In that case, where you can still figure out the length, it is common for users
to want to tolerate erroneous data by capturing the unrecognized data, rather
than failing to parse it.
The technique to achieve this is to find the top-level primary choice of the
schema. This choice usually selects the recognized message types by way of
dfdl:choiceDispatchKey, selecting alternatives or "branches" which contain
dfdl:choiceBranchKey.
The way you add a "default branch" that is selected if none of the others are,
is to nest this primary choice inside another choice. This encapsulating choice
has two branches. One branch is the primary choice as exists. The second branch
is the "unrecognized" case, and constructs an element to capture that data.
So putting that all together:
<xs:choice>
<xs:choice dfdl:choiceDispatchKey="{ .... }">
... branches for recognized messages....
</xs:choice>
<xs:element name="unrecognized" type="xs:hexBinary"
dfdl:lengthKind="explicit"
dfdl:length="{ ....determine the length ... }"/>
</xs:choice>
I've been advocating that people use a DFDL variable to control whether their
schema causes an error on unrecognized data, or captures it in the style shown
above. That way one schema can be used both ways.
To implement the variable for control of error vs. capture unrecognized
messages, you would just add an assert to the element above, which fails if the
variable is set to cause errors, and passes if it is set to cause capture as
elements. Here's the whole thing:
<xs:annotation><xs:appinfo source="http://www.ogf.org/dfdl">
<dfdl:defineVariable name="captureUnrecognizedMessages" type="xs:boolean"
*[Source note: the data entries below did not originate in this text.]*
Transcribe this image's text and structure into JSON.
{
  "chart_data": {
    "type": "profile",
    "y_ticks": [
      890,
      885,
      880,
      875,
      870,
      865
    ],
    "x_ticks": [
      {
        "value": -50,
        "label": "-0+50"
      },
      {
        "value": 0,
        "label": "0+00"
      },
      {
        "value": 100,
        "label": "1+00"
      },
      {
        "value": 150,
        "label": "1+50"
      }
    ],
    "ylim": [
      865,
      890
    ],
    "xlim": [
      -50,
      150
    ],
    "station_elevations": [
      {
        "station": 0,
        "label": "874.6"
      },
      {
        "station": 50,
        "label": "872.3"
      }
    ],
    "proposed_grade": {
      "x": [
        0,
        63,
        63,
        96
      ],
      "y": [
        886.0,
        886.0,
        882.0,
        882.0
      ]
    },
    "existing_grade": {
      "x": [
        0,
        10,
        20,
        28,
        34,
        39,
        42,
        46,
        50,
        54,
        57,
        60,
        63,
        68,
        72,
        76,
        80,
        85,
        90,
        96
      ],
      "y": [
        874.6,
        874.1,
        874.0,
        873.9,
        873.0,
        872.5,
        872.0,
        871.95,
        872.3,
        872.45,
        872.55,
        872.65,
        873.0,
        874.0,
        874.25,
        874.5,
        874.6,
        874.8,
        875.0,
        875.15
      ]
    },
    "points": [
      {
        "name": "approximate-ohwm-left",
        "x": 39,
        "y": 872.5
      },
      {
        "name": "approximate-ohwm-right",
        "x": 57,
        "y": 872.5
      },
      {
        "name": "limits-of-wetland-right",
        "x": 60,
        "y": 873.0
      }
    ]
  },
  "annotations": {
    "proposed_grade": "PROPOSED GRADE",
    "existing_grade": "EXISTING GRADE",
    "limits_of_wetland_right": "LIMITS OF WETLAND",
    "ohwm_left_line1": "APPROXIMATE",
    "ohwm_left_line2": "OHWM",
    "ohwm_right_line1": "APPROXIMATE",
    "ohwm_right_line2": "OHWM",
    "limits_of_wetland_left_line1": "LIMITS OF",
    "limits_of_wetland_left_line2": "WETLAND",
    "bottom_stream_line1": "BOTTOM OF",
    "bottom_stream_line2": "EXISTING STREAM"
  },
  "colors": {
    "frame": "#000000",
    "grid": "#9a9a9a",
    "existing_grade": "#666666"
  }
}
defaultValue="true" external="true"/>
</xs:appinfo></xs:annotation>
<xs:choice>
<xs:choice dfdl:choiceDispatchKey="{ .... }">
... branches for recognized messages....
</xs:choice>
<xs:sequence> <!-- handle unrecognized message -->
<xs:sequence>
<!--
discriminator true so we lock in that this branch *is* going to
be selected.
Subsequently, if the assert below fails, that specific diagnostic
message will be issued,
this choice will not backtrack and issue some non-descript
"all choices failed" message.
-->
<xs:annotation><xs:appinfo source="http://www.ogf.org/dfdl">
<dfdl:discriminator>{ fn:true() }</dfdl:discriminator>
</xs:appinfo></xs:annotation>
</xs:sequence>
<!--
Element to capture unrecognized data. Captures, or assert fails
with
diagnostic message.
-->
<xs:element name="unrecognized" type="xs:hexBinary"
dfdl:lengthKind="explicit"
dfdl:length="{ ....determine the length ... }">
<xs:annotation><xs:appinfo source="http://www.ogf.org/dfdl">
<!--
This assert passes if we're capturing unrecognized messages
fails, and issues diagnostic message otherwise.
Note that the message can be an expression which would
include
identifying message ID. You just have to be certain that
message expression
will always succeed to evaluate.
-->
<dfdl:assert message="unrecognized message type">{
$tns:captureUnrecognizedMessages
}</dfdl:assert>
</xs:appinfo></xs:annotation>
</xs:element>
</xs:sequence>
</xs:choice>
Keep in mind if you define a DFDL schema to "recognize" unhandled messages and
parse them into hexBinary elements of undifferentiated bytes, then as far as
the DFDL schema is concerned that data is valid. So you need some separate
capability in the system to flag when these unhandled elements are being
created so they don't walk through your entire system as if they are valid.